Tell Me Something, is a convoluted and multifaceted crime film of grand proportions. The film follows one Detective Oh (Suk-kyu Han) who is returning to work after the recent death of his mother. His return is shadowed by the fact that he borrowed money from a notorious gang leader to assure a surgery for his now deceased mother. It is only moments into his new return that he is assigned to a case involving a serial killer. As with most serial killers, his subject has their own modus operandi, which consists of killing respectable mails and severing their body parts, often leaving one part attached to another dead body, however, in each instance at least one body part is left missing. Befuddled but determined to regain the respect of his colleagues Oh sets out to find the killer. His search leads him very quickly to one Chae (Eun-ha Shim) who is the daughter of a famous Korean painter. As the film's pace picks up it becomes clear that Chae is a very troubled individual between her past sexual abuses on the part of her father and her trouble relationships with past guys, who incidentally end up being the victims in the still unknown serial killers crimes. Despite her obvious problems, Oh grows fond of Chae and pursues her while continually defending her place in the crimes. As he remains oblivious to her actions, other lovers from Chae's past become victims and in no time Oh's colleagues begin to die. In one final confrontation, which pits Oh blaming the murders on a jealous female friend of Chae, he denounces Chae's guilt and is almost killed by the psychotic friend. After the dust clears, Oh and Chae share a discussion in which he turns down her invitations to live with him in Paris. In the closing scenes, Chae is shown boarding a plane, while Oh enters her apartment one last time.

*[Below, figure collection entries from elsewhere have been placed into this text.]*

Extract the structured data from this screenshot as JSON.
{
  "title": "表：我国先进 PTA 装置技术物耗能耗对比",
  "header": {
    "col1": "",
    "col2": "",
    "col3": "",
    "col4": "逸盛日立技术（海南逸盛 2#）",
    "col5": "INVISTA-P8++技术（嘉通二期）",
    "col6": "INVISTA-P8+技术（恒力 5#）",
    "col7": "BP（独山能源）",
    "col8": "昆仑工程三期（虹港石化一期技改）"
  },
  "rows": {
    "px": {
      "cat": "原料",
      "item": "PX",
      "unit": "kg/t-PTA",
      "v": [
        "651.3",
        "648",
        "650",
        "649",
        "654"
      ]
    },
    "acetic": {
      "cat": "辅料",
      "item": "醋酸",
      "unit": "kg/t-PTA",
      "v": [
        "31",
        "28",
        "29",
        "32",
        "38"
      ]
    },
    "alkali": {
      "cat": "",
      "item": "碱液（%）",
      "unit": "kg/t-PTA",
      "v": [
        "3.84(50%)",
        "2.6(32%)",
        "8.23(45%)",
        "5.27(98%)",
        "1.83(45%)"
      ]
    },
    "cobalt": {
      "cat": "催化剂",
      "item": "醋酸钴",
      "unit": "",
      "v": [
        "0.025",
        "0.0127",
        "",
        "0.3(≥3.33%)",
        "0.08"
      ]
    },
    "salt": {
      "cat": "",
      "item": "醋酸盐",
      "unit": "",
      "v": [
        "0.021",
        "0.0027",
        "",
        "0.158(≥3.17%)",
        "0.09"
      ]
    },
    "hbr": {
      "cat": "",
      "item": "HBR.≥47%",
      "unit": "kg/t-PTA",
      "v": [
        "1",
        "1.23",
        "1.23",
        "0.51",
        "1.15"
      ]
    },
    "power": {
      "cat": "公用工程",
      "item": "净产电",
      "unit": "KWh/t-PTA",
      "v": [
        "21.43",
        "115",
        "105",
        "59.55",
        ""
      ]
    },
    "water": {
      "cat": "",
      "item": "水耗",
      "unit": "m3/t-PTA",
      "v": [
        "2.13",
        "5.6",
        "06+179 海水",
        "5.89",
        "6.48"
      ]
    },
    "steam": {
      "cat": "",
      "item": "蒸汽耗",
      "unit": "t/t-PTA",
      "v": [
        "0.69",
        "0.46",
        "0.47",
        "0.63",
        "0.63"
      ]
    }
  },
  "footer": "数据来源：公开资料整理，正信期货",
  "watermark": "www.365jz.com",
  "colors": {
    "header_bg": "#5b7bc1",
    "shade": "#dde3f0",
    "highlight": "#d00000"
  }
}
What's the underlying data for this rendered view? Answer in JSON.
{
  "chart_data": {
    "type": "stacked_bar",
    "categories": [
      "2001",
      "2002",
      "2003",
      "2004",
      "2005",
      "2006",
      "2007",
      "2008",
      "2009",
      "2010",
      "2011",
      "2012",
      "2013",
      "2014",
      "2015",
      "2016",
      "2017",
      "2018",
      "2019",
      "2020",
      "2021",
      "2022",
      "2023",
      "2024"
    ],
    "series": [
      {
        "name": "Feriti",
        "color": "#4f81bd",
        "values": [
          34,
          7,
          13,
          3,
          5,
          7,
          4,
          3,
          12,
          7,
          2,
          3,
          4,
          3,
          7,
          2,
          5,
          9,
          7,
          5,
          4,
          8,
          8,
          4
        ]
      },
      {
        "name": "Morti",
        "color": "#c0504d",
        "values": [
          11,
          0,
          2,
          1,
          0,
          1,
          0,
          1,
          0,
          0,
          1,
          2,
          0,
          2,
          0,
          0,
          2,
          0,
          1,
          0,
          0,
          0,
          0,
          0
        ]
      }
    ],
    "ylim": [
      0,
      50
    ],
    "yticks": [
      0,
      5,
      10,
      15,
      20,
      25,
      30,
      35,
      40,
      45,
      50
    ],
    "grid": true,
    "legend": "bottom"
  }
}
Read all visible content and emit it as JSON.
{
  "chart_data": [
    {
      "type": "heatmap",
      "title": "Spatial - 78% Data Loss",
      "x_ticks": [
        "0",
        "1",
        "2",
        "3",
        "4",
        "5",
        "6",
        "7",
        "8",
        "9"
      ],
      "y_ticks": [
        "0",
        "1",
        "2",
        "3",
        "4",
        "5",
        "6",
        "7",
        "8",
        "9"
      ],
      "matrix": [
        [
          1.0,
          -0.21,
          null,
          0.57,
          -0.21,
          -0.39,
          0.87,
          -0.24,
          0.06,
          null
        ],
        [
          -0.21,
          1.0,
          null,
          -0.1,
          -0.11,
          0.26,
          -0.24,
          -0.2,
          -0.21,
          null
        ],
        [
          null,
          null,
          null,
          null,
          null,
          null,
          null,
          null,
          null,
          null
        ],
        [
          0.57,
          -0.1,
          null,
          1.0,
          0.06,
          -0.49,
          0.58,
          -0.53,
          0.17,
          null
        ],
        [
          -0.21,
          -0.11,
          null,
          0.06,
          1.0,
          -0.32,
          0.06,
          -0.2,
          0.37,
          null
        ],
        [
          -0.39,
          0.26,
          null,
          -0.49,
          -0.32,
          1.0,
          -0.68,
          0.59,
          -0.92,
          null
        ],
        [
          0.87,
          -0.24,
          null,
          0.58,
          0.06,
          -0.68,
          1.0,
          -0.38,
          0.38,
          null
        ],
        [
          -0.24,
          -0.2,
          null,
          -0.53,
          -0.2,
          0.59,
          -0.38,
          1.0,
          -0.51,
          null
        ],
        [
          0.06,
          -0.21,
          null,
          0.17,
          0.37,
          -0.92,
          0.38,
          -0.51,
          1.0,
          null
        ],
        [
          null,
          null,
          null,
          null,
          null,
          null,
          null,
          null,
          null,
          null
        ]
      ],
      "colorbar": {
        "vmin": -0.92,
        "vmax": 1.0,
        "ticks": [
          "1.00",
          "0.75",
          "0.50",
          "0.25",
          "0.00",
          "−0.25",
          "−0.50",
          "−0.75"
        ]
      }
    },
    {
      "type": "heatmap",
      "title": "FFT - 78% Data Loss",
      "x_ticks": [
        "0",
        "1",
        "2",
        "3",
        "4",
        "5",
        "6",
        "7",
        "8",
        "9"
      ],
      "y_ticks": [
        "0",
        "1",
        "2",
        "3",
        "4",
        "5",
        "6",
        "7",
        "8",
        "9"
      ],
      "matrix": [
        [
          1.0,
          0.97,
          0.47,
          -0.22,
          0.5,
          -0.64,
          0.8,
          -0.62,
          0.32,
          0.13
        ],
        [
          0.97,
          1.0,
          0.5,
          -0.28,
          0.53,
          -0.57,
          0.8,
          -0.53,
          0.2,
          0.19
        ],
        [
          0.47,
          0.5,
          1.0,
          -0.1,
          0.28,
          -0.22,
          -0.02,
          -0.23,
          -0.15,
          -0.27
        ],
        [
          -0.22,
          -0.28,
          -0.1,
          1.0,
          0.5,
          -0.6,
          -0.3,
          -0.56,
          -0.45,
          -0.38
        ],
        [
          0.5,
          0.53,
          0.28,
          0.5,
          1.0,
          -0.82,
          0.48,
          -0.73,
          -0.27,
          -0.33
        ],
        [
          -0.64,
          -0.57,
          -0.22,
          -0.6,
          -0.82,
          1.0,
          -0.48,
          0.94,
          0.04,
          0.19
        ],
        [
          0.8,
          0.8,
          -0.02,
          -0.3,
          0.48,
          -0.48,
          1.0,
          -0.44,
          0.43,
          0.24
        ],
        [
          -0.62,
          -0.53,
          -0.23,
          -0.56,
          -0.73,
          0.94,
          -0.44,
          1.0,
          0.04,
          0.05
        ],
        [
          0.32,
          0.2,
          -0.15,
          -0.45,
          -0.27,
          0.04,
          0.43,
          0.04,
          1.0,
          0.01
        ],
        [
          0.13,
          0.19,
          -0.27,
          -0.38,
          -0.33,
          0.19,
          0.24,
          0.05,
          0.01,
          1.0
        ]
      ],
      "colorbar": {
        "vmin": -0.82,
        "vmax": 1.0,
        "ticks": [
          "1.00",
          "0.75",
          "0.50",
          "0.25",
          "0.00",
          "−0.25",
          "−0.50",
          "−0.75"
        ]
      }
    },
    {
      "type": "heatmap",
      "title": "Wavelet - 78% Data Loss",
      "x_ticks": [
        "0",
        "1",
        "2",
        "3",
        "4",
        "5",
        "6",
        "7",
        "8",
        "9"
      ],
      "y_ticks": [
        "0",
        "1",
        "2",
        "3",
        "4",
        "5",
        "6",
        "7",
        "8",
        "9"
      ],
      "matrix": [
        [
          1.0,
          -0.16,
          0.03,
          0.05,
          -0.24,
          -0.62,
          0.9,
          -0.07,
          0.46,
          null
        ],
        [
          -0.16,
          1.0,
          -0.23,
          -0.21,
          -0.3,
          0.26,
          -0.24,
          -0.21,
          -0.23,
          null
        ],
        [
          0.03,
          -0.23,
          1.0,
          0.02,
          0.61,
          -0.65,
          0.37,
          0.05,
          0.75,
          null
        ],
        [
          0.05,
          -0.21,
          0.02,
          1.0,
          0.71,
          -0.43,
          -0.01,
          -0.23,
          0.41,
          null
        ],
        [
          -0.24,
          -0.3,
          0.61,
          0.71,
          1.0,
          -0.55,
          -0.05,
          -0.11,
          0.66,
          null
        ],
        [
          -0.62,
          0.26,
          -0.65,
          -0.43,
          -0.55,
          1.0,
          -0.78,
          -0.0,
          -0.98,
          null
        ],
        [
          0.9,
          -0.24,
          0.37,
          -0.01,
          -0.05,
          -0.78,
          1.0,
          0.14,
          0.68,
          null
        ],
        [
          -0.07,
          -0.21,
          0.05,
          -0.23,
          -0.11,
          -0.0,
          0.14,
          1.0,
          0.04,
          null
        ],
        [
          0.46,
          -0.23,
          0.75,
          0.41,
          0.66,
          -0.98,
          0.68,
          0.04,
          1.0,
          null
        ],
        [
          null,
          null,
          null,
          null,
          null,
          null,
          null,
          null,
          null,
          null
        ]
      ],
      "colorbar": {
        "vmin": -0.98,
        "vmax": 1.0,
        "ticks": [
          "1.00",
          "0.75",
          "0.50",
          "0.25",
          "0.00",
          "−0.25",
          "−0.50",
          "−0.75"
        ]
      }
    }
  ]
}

He turns on the light to reveal one her art projects, a morbid hodgepodge of the body parts remaining from the killers victims. It becomes clear that she was the murderer the entire time, yet frozen in fear Oh is unable to stop her from leaving on the plane. The film then closes with Chae talking to another man on the flight, suggesting that her killing is far from completion.
As noted earlier, I am currently reading a fascinating book on New Korean Cinema that discusses this film briefly while defending that the horror genre can serve as social critique. Ignoring the debate surrounding horror as critique (although I am in favor of it's possibility) I instead what to elaborate on another point made about the film. In the piece, the author, Kyu-hyun Kim, discusses the foolish claims that the film just furthers notions of women as hysterical and that their otherness and subsequent violent behavior adhere to conservative fears. Instead, Kim suggests that the film promotes the problems of patriarchy and that rebellion is necessary in dismantling such occurrences. While the film certainly counters male power in a violent manner, it does raise very serious questions concerning sexual abuse, the voice of women in Korea and the problem of male desires and their interference in the world of criminal justice. Chae is certainly a mentally unstable character in need of help, yet it is also apparent that most of her problems stem from her father's sexual abuse and violent degradation. She is at many points paralleled to Ophelia of Shakespeare's Hamlet, who has grown to become one of the most problematic women in the history of the written word, save for the Virgin Mary. Chae throughout the film continues in her violent ways, but with the exception of the few cops trying to do their jobs, her violent acts are reactionary to previous injustices enacted by men, whether it is her father's violence or one of her lovers who engaged in scopophilic voyeurism with Chae while dating. It is no coincidence then that Oh, the only one to claim her innocence, is spared her violent wrath. Not only does he not act violently towards her, when he does discover that she is indeed guilty he does nothing to punish her for her actions. While part of this failure to report her comes from paralysis, it is always possible that he realizes that at a very basic level her revenge was more than justified.
If you fancy yourself at all concerned with the current world of Asian cinema, Tell Me Something is a must see. If you like crime thrillers Tell Me Something is a must see. Hell, if you even remotely enjoy movies Tell Me Something is a must see. Go get a copy. You will not be disappointed.